Maureen Sherry développe son réquisitoire dans sa chronique pour le NY Times. Elle dénonce en particulier l'opacité du système, qui malgré des améliorations apparentes visant à protéger les femmes, demeure toujours aussi sexiste. En réalité, la situation des femmes dans se milieu n'évolue pas. Une étude menée par Bloomberg Business en 2015 prouve que si en apparence, la parité est de mise puisqu'une femme et un homme à qualification égale touchent le même salaire pour leurs premiers emplois, l'écart se creuse vite. Pour mener l'étude, l'institut a étudié le parcours des titulaires de MBA en finance de Columbia (majoritaires à Wall Street) qui ont été diplômés de 2007 à 2009. Six à huit ans plus tard, une femme gagnera environ 40% de moins que l'homme qui s'asseyait à côté d'elle en cours. "Comment tout peut avoir changé sans changer du tout ?", déplore Sherry.
La réponse est simple : en partie à cause du silence qu'on leur impose. Comme le précise Magame Figaro, de nombreuses banques ont recours au formulaire U4, qu'elles font signer à leurs employés au moment de les embaucher. C'est un formulaire d'acceptation d'arbitrage qui oblige l'employé à régler tout désaccord avec son employeur en interne. En clair, interdiction de laver son linge sale en public : quoi qu'il se passe, le U4 empêche les employés d'attaquer publiquement en justice la banque. L'arbitrage est rendu en salle de conférence, et l'employé repart avec un chèque, le prix de son silence. Il est donc très rare que les problèmes d'harcèlement sexuel ou de sexisme que peuvent rencontrer les femmes au sein de l'industrie de la spéculation puissent être exposés au grand jour.
La candidate dont Sherry parle dans le New York Times n'est restée que 5 ans, après avoir porté plainte : "Quel que soit son expérience, sa plainte est passée en arbitrage interne. Elle avait signé un accord de non-divulgation ; elle a juste empoché un chèque. Une autre affaire de bouclée. Une autre femme brillante dont la carrière à Wall Street s'achevait", explique Sherry. Parce que, comme le souligne le Washington Post , le choix est simple pour les femmes : se taire et jouer le jeu, ou partir. Dans son roman, Maureen Sherry qui elle aussi, a fini par jeter l'éponge, fait d'ailleurs dire à son héroïne après qu'un employé se soit permis de glisser ses mains sous sa jupe : "Je me dégoûte moi-même de ne pas m'en aller, d'accepter tout cela juste pour pouvoir parler business". Les femmes ne dictent pas les règles du jeu : elles ne font que les subir.
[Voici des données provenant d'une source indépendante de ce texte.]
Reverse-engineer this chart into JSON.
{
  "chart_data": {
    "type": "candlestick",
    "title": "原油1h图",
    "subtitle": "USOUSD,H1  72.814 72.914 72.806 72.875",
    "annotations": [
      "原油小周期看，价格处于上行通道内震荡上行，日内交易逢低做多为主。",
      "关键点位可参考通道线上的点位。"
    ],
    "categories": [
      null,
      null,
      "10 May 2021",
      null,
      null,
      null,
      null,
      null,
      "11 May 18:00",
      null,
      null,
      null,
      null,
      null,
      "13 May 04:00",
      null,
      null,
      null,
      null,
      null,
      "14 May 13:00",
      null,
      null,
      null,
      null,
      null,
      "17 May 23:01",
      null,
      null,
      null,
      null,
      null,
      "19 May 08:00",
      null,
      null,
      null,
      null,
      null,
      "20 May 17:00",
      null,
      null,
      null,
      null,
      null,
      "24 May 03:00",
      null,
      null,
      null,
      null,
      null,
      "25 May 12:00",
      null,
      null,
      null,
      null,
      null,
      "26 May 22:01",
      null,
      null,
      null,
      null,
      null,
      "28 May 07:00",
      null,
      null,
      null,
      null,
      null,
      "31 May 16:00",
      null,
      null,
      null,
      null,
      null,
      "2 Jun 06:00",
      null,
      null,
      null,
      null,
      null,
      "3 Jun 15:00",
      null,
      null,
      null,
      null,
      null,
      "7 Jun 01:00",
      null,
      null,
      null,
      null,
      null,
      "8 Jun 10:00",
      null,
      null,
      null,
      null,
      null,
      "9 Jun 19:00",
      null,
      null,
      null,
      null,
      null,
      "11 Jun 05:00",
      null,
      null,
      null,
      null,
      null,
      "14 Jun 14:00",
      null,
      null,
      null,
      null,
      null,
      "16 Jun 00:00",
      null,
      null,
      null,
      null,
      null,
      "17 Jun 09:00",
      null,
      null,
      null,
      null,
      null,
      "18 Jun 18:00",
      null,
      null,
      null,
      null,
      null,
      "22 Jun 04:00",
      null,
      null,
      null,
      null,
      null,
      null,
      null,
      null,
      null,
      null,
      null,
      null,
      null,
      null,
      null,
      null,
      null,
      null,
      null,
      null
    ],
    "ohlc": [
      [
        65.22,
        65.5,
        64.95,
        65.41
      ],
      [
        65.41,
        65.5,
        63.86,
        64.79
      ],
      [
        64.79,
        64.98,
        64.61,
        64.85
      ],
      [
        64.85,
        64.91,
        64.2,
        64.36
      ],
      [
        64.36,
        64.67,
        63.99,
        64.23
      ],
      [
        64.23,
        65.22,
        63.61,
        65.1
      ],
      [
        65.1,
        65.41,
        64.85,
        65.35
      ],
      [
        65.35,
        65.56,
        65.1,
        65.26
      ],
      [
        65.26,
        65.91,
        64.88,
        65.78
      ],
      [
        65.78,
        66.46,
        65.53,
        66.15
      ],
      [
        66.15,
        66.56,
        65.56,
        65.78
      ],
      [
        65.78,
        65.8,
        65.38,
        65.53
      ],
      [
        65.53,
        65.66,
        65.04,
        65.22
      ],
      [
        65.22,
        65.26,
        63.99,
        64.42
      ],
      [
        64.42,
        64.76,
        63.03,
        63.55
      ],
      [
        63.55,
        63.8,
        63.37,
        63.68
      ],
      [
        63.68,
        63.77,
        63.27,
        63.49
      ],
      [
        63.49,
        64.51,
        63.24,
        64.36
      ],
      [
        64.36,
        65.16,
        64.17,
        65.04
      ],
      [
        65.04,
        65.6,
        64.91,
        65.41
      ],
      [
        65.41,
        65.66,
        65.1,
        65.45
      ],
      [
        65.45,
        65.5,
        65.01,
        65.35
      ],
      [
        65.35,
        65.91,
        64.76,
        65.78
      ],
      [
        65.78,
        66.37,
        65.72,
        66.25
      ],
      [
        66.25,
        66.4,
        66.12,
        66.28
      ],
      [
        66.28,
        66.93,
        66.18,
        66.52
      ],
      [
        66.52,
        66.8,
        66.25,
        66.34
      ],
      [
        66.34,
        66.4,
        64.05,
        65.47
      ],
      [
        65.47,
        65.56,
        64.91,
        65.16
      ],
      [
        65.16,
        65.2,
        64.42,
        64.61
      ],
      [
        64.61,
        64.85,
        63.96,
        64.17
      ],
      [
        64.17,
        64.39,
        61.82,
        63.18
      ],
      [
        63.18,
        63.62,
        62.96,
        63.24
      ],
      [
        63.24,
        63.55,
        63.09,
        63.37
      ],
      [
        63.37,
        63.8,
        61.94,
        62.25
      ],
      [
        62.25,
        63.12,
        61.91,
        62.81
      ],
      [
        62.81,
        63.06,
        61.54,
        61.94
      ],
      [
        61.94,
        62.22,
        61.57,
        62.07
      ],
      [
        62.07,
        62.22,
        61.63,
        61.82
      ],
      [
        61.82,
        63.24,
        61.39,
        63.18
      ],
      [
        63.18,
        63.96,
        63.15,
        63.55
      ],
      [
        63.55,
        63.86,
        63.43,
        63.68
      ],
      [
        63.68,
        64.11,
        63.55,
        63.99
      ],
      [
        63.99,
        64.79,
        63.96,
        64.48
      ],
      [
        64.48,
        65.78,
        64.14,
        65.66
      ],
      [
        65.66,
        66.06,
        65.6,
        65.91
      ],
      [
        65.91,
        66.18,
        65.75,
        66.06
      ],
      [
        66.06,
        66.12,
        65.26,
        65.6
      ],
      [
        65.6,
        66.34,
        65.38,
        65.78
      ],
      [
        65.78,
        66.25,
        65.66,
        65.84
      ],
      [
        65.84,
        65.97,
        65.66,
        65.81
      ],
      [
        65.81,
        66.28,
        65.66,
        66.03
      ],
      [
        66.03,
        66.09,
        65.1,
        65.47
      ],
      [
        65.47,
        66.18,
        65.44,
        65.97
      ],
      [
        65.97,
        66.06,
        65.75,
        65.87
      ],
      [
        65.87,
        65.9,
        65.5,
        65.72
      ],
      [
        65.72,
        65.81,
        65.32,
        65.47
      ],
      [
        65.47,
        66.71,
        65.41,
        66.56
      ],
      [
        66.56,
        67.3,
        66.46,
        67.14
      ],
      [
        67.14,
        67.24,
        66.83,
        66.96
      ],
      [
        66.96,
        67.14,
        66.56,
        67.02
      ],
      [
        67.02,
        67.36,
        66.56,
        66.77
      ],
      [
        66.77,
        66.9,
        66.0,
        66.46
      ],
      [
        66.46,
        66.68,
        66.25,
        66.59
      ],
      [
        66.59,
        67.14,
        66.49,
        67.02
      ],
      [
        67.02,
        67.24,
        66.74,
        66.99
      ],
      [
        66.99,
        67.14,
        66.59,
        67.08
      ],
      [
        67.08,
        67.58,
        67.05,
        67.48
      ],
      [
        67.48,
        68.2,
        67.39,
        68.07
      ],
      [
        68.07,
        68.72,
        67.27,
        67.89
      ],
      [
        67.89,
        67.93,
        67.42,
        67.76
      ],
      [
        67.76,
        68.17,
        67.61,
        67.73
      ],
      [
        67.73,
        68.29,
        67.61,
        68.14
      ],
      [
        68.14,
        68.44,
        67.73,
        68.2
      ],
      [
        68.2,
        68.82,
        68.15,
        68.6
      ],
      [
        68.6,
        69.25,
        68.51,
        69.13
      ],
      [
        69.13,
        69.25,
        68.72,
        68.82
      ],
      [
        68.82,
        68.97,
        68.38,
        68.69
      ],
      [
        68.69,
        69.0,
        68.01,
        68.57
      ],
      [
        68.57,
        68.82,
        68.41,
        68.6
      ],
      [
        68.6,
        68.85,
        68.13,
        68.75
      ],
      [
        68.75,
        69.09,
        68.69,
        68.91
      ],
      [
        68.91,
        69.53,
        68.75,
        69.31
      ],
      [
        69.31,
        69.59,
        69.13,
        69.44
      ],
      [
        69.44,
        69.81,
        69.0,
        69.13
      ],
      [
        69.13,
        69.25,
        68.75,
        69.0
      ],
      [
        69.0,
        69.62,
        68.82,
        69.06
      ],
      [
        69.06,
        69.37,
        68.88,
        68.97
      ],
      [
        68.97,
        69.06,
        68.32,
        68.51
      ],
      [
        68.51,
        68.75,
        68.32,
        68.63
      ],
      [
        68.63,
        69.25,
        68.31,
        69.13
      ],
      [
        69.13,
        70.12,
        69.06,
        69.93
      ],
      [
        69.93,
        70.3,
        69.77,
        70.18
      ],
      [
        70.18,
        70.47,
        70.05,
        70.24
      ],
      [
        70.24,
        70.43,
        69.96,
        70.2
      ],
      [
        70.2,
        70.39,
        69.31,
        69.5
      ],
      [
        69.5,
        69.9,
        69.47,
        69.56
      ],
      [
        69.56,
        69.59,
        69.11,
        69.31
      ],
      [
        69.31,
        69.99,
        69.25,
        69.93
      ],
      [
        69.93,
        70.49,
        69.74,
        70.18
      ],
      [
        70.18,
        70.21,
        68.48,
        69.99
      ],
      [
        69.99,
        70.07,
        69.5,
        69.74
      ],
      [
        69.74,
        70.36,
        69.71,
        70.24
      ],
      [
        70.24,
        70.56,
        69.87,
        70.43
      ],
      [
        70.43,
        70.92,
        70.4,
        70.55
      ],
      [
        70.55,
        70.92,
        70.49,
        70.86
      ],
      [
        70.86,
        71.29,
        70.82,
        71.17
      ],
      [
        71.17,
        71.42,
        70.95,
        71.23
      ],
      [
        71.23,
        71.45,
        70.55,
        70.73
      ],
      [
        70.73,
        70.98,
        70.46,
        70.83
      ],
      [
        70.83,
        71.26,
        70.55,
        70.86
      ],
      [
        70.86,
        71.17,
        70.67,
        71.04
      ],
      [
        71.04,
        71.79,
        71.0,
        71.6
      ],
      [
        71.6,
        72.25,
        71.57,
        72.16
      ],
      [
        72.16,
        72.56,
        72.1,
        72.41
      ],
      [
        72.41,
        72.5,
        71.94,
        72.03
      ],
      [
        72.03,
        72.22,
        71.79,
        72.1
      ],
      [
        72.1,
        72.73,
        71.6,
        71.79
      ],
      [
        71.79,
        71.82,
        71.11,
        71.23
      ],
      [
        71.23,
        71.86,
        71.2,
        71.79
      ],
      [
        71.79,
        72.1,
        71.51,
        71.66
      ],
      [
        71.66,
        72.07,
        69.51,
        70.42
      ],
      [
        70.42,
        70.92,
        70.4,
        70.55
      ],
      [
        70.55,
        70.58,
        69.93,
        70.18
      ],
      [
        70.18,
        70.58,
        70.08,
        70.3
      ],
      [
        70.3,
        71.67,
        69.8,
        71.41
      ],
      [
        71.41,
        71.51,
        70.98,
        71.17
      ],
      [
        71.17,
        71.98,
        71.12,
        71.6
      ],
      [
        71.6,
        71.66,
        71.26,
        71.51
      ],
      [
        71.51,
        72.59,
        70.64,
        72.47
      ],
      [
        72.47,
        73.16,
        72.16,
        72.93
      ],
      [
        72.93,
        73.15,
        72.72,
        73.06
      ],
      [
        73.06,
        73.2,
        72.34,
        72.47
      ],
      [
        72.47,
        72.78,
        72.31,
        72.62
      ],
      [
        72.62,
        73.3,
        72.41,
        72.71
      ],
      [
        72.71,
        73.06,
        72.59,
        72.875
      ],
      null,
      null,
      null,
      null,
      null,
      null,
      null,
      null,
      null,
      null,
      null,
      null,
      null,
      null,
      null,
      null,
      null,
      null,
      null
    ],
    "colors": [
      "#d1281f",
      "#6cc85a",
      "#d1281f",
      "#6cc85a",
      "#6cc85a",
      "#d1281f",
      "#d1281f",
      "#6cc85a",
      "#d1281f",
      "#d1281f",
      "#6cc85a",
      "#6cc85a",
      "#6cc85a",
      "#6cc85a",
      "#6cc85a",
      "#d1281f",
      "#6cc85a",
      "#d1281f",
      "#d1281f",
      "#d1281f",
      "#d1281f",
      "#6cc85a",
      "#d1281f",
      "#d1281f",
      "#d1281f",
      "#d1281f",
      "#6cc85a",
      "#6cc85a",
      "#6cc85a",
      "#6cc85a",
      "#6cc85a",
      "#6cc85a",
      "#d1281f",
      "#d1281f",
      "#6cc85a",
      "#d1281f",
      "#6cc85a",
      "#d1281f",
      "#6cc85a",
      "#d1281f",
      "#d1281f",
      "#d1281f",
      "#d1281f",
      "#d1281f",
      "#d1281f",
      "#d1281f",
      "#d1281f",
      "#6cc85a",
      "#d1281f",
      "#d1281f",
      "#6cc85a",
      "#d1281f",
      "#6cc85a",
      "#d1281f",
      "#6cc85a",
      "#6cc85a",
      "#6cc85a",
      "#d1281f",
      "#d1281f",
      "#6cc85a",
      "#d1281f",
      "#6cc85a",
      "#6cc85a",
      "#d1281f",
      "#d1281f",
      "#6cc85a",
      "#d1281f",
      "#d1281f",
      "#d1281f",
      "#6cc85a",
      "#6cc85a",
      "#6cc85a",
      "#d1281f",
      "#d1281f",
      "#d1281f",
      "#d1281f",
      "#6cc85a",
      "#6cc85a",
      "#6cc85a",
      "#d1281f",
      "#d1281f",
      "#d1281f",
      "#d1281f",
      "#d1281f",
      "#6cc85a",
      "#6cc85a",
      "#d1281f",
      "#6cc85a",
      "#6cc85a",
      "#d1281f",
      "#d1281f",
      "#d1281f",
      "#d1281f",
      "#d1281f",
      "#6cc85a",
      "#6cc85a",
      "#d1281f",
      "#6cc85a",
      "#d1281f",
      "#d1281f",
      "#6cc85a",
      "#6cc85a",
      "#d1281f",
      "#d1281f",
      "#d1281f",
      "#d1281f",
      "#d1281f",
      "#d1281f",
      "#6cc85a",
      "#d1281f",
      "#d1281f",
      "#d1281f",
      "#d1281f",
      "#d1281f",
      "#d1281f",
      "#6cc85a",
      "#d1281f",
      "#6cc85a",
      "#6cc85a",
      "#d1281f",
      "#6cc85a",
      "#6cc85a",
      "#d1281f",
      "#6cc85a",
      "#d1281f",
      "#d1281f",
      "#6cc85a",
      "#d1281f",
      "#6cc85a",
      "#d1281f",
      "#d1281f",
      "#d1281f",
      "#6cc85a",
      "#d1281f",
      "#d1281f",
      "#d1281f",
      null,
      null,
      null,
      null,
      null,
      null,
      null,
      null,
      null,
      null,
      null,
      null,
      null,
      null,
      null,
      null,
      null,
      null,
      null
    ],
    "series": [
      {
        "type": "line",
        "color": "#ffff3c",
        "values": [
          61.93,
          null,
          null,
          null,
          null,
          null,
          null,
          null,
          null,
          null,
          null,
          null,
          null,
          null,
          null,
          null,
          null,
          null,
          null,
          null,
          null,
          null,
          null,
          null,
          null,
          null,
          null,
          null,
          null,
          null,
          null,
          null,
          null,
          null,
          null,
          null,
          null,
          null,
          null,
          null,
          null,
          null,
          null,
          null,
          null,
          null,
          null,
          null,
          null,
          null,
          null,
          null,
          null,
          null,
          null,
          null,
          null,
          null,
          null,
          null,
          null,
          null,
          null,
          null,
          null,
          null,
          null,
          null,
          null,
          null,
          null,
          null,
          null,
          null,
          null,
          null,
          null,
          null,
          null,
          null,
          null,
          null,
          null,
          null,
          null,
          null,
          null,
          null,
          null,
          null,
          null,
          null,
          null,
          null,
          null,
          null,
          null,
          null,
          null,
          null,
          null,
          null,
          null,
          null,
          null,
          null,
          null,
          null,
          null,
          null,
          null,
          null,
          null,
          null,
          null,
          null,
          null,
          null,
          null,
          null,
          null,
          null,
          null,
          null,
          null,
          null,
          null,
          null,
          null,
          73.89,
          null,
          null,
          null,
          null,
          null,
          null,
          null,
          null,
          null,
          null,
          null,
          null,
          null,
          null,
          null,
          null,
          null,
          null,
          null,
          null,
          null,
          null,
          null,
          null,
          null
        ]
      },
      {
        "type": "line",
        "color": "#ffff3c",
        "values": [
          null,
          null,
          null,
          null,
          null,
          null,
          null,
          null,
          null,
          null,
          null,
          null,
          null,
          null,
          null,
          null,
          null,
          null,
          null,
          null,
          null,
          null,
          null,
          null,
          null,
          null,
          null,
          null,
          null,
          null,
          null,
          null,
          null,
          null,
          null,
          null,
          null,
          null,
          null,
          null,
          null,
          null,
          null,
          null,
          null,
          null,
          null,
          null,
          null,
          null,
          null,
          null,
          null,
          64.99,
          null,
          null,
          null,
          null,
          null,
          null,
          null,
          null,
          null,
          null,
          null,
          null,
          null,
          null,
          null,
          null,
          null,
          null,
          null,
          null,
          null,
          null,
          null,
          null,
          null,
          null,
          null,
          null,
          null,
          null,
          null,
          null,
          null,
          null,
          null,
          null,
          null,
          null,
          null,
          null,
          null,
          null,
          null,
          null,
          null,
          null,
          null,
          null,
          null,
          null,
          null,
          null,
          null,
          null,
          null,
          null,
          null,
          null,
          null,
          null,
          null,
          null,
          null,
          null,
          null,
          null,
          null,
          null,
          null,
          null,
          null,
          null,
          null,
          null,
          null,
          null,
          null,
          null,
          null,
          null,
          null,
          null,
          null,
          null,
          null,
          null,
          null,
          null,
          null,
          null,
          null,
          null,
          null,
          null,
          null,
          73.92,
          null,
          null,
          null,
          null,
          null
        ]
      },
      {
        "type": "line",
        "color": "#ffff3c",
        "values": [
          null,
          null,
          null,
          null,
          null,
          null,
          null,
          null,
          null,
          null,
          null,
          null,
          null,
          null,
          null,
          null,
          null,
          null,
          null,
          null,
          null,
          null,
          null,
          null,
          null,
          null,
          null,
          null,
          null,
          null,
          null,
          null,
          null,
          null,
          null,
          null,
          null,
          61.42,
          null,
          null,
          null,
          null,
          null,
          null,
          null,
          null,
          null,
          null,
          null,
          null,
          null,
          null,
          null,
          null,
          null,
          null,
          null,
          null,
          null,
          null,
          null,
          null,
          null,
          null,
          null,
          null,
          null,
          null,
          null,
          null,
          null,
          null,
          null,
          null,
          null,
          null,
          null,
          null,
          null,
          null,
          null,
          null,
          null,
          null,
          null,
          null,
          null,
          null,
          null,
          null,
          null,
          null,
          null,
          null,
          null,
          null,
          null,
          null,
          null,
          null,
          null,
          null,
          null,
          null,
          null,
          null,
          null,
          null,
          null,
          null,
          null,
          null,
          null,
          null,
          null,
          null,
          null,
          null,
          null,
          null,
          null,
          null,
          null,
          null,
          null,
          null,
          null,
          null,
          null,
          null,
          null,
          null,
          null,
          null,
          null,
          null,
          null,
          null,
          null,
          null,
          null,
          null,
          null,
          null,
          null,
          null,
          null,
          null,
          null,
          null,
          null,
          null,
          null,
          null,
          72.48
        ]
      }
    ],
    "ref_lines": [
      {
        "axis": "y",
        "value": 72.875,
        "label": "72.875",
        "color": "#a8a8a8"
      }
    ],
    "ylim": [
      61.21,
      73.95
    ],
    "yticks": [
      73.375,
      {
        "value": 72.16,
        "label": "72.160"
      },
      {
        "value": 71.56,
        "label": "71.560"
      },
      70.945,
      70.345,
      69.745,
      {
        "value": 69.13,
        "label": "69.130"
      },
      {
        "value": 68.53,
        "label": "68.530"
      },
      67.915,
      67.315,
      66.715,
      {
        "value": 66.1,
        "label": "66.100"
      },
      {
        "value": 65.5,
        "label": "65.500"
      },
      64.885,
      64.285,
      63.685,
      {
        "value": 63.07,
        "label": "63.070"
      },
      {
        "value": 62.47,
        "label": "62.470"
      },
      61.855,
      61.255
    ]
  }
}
Opening Belle décape donc les mythes dorés de l'univers du Loup de Wall Street et dénonce l'hypocrisie des mesures prises pour établir une parité homme/femme en dressant l'effrayant portrait d'un monde du travail qui continue à discriminer et à décrédibiliser les femmes. Car il n'y a pas que les aventurières de la finance qui se reconnaîtront dans ce livre : Maureen Sherry expliquait dans Atlantico qu'il en va de même dans tous les secteurs historiquement masculins, comme les sciences, les technologies, le cinéma, ou bien évidemment la politique , comme l'affaire Baupin le révèle encore une fois. Et le phénomène déclenché par le récit de Sherry ne s'arrête pas en si bon chemin : Variety a annoncé que la Warner Bros avait racheté les droits et allait le transformer en film qui mettra les femmes à l'honneur. On parle de Reese Witherspoon dans le rôle de Belle, mais on compte aussi sur la participation deLena Dunham, Shonda Rhimes, Andrea Papandrea... Que des femmes bien décidées à briser l'omerta des "primates de Park Avenue" en brisant le silence. Il était grand temps.